И ведь получалось, что Кнопф прав, и наш магнат не на шутку ревновал Анюту. А как иначе объяснить, что оказавшись в доме и поняв, что его не будут немедленно убивать, он тут же посулил Сергею отлучение от школы Ксаверия Кафтанова. При этом, опять-таки по наблюдениям Кнопфа, Сергей на Застругу и не взглянул. Раз или два они с Анютой вскинули друг на друга глаза – и все.
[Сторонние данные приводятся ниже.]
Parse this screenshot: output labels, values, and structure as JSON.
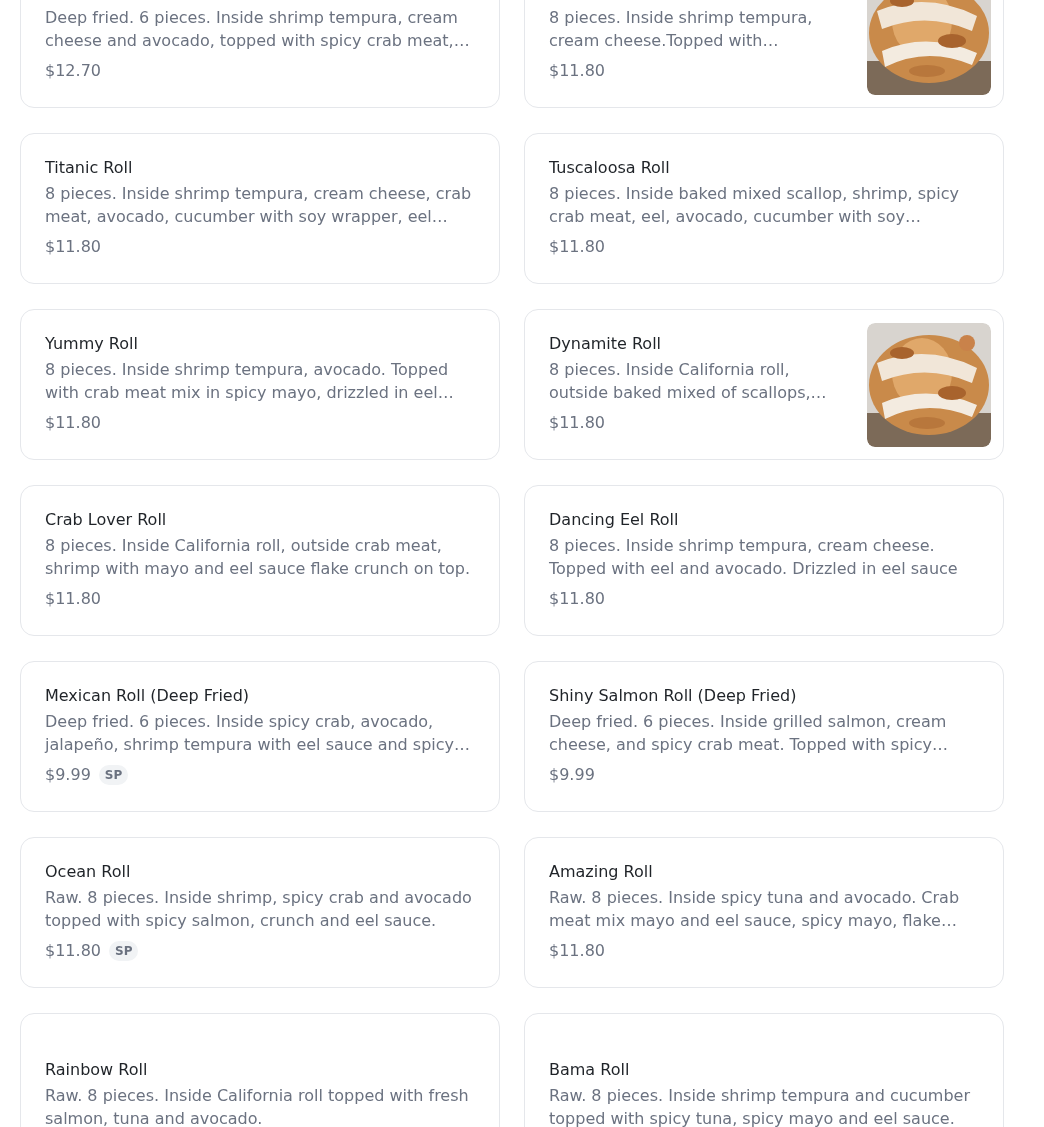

Эти переглядывания подлили масла в огонь, и Заструга сказал, что у него на примете есть два-три мальчика, из которых Анюта, дескать, может, очень может выбрать себе пару для дальнейшего пребывания в школе.
«Понял, Шурка, все мы для него, как картридж для принтера».
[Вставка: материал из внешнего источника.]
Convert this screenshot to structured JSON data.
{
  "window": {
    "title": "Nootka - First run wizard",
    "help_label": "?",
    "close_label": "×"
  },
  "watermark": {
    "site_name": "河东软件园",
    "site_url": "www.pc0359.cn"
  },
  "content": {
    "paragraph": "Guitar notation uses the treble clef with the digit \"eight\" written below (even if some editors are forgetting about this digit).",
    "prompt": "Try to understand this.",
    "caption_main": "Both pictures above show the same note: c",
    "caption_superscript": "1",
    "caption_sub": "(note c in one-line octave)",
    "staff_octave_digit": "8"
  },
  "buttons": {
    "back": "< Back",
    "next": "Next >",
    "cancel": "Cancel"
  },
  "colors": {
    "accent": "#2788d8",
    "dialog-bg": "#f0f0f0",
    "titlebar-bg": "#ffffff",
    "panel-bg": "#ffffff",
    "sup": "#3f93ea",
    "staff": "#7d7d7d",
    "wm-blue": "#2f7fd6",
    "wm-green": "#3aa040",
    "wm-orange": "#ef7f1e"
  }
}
Дальше пошла совсем дикая ахинея. Заструга сказал, что он готов устроить Сергея в неких колледж, который держат иезуиты, и что никто из тамошних отцов-педагогов не узнает, как Сергей сплоховал. Сергей, у которого уже, кажется, и слезы были на глазах, снова попытался поймать Анютин взгляд. Но не тут-то было, она вышла.
Теперь вся честная компания молча стояла у моей кровати, и все они таращились на меня. «Настоящие похороны, только ты, Александр, живой». Им всем было очень трудно привыкнуть к моему летаргическому состоянию. Степан и Заструга определенно подозревали надувательство, а потому и примолкли. Застругу, однако, припекало, и он сорвался первым. «Подумай сам, – сказал он Сергею, – пошевели мозгами. Из одного каприза Анетта выбрала тебя. Уж не знаю, что ты вообразил, но это была просто служба при ней для учебы у Ксаверия. Вот только жаль, я не проследил, чем забивали вам головы. И ручаюсь, пройдет год, Лисовский-младший тоже сам расстанется со своей красоткой. Что сделаешь? Наши дети выбрали себе пары, мы их наняли. А что там у вас в мозгах…»
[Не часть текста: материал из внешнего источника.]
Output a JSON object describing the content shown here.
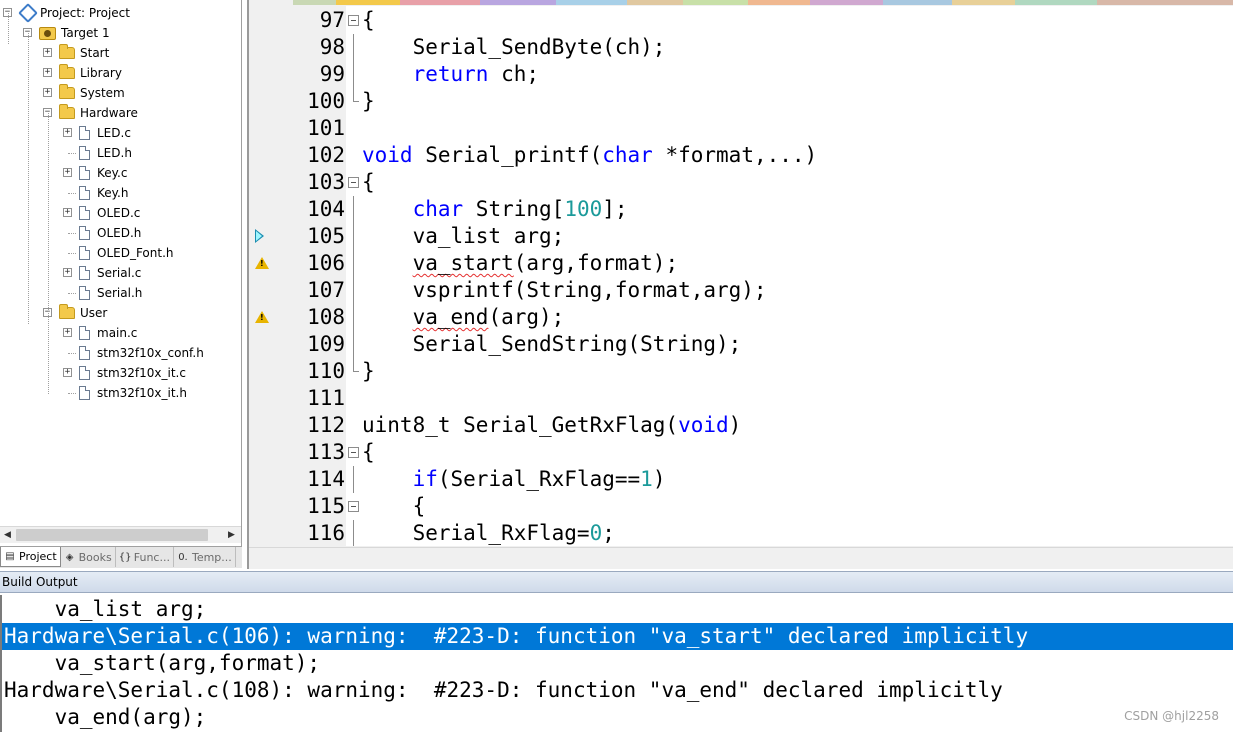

Заструга подсел к столику меж окон и стал требовать бумаги. И тут вошла Анюта. Кнопф сказал, что лицо у нее было, как у Снежной королевы. Сомневаюсь, что Володька нашел точное сравнение, но видно, и правда, в лице у нее было что-то непредусмотренное. Заструга, взглянув на нее, перестал требовать бумагу, а Сергей, прижав ладони к лицу, выбежал на двор. Олег Заструга пробормотал что-то успокоительное, и с минуту была общая тишина. Кнопф уверял, что он хотел выйти вслед Сергею, но Анюта подошла и каким-то особенным образом взяла его за руку так, что он все понял. «Что понял?» «Все, Барабан, понял и никуда не пошел». И тут, как гром среди ясного неба ревнул мотоцикл, и Степан рванулся из комнаты. За ним, было, дернулся Заструга, но Степан успел показать ему кулак, и тот вернулся к столику и как ни в чем ни бывало, затвердил про бумагу. Кнопф говорит, что они только после этого разглядели великолепный бланш под левым глазом магната. А вот я его увидел сразу, когда открыл глаза.
Получалось вот что. Сергей удрал на распрекрасном мотоцикле Заструги, который у него несколько раньше увели Степановы удальцы. К новой краже оба отнеслись довольно спокойно. Только Степан плюнул на крыльцо, а Заструга сказал «Дурак».
С этого началась пауза. То есть, все мы продолжали жить (я, понятно, спал), но под надзором. Во- первых, за нами следил Степан, явно ожидавший подвоха, во-вторых, как ни странно, Заструга. Я спросил Володьку о пражском наследстве, но он в ответ заругался и ничего толком не объяснил.
«Аня поставила подпись?» – спросил я Кнопфа. «Ишь ты, – сказал Кнопф, – смотри какой сообразительный. А может, ты и в самом деле придуривался?» Оказалось, все чего-то ждут. «А чего им ждать? Все произошло. Кому надо все тут. И что выходит? Выходит, все ждут, когда ты, Шурка, очухаешься».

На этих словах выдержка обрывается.